Abstract: This paper proposes a general adaptive procedure for budget-limited predictor design in high dimensions called two-stage Sampling, Prediction and Adaptive Regression via Correlation Screening (SPARCS). SPARCS can be applied to high dimensional prediction problems in experimental science, medicine, finance, and engineering, as illustrated by the following. Suppose one wishes to run a sequence of experiments to learn a sparse multivariate predictor of a dependent variable $Y$ (disease prognosis for instance) based on a $p$ dimensional set of independent variables $\mathbf X=[X_1,\ldots, X_p]^T$ (assayed biomarkers). Assume that the cost of acquiring the full set of variables $\mathbf X$ increases linearly in its dimension.

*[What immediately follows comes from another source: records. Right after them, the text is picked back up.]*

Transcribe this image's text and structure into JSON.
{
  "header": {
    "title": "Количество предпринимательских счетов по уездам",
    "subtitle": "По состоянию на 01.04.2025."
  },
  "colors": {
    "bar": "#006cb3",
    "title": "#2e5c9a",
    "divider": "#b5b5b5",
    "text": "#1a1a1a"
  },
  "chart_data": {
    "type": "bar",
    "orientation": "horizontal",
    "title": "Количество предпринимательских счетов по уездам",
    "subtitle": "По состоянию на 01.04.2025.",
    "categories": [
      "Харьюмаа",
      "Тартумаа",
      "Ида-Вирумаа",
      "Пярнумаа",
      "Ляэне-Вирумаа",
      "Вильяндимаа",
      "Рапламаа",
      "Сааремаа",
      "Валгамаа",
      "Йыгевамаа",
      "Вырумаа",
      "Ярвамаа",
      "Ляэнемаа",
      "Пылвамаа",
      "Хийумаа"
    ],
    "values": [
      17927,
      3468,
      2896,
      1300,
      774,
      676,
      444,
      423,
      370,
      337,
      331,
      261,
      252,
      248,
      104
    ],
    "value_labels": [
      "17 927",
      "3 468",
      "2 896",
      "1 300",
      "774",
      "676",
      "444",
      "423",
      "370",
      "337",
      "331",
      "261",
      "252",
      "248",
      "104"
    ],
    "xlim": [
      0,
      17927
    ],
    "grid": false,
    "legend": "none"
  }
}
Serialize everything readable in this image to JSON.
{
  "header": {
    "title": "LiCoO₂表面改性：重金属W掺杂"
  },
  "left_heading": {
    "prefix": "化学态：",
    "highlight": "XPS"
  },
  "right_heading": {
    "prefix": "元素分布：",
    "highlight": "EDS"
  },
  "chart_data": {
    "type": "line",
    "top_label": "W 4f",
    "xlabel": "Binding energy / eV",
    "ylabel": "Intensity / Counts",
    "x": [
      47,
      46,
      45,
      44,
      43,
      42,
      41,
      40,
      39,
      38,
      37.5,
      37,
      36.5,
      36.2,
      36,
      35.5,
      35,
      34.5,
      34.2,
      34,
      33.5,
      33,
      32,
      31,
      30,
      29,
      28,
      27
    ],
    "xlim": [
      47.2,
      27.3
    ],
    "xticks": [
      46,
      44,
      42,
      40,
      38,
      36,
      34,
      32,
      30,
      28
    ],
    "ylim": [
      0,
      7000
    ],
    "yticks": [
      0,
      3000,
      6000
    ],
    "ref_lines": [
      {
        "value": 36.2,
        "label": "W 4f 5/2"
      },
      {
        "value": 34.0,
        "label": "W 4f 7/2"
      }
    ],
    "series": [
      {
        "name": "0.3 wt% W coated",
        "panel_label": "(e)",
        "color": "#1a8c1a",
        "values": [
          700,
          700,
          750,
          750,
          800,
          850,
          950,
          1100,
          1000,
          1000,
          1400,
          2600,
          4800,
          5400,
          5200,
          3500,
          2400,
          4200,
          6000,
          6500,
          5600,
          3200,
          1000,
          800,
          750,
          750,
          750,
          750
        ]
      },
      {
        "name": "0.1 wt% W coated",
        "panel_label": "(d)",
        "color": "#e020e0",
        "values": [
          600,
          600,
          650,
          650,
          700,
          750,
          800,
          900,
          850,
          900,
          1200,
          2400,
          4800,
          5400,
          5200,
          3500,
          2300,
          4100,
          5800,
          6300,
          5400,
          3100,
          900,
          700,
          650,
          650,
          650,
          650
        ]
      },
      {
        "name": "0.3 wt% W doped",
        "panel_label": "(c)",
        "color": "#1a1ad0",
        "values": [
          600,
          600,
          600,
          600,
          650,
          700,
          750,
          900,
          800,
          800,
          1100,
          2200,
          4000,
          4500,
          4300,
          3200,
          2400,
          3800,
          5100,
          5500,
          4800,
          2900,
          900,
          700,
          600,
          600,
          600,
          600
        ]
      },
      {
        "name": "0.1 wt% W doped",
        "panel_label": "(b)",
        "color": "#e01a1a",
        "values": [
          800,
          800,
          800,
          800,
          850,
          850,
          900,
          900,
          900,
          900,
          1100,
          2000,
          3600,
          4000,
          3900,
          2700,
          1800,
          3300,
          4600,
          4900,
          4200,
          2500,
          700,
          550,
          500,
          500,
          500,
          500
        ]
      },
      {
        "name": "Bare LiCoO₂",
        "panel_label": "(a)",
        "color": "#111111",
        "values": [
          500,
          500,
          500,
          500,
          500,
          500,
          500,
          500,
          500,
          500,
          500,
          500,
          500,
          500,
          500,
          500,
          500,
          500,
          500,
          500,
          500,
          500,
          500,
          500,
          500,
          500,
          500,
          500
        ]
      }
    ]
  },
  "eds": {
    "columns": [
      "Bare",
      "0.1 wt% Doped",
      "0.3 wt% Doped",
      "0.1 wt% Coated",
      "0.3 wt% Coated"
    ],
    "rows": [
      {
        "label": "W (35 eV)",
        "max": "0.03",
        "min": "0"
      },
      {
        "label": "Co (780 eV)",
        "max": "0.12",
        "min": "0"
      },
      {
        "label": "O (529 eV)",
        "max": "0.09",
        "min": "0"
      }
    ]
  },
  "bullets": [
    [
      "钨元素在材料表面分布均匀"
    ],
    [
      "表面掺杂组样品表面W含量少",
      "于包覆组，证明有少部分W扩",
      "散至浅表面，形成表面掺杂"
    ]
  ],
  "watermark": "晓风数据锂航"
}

SPARCS breaks the data collection into two stages in order to achieve an optimal tradeoff between sampling cost and predictor performance. In the first stage we collect a few ($n$) expensive samples ${y_i,\mathbf x_i}_{i=1}^n$, at the full dimension $p\gg n$ of $\mathbf X$, winnowing the number of variables down to a smaller dimension $l < p$ using a type of cross-correlation or regression coefficient screening. In the second stage we collect a larger number $(t-n)$ of cheaper samples of the $l$ variables that passed the screening of the first stage. At the second stage, a low dimensional predictor is constructed by solving the standard regression problem using all $t$ samples of the selected variables. SPARCS is an adaptive online algorithm that implements false positive control on the selected variables, is well suited to small sample sizes, and is scalable to high dimensions. We establish asymptotic bounds for the Familywise Error Rate (FWER), specify high dimensional convergence rates for support recovery, and establish optimal sample allocation rules to the first and second stages.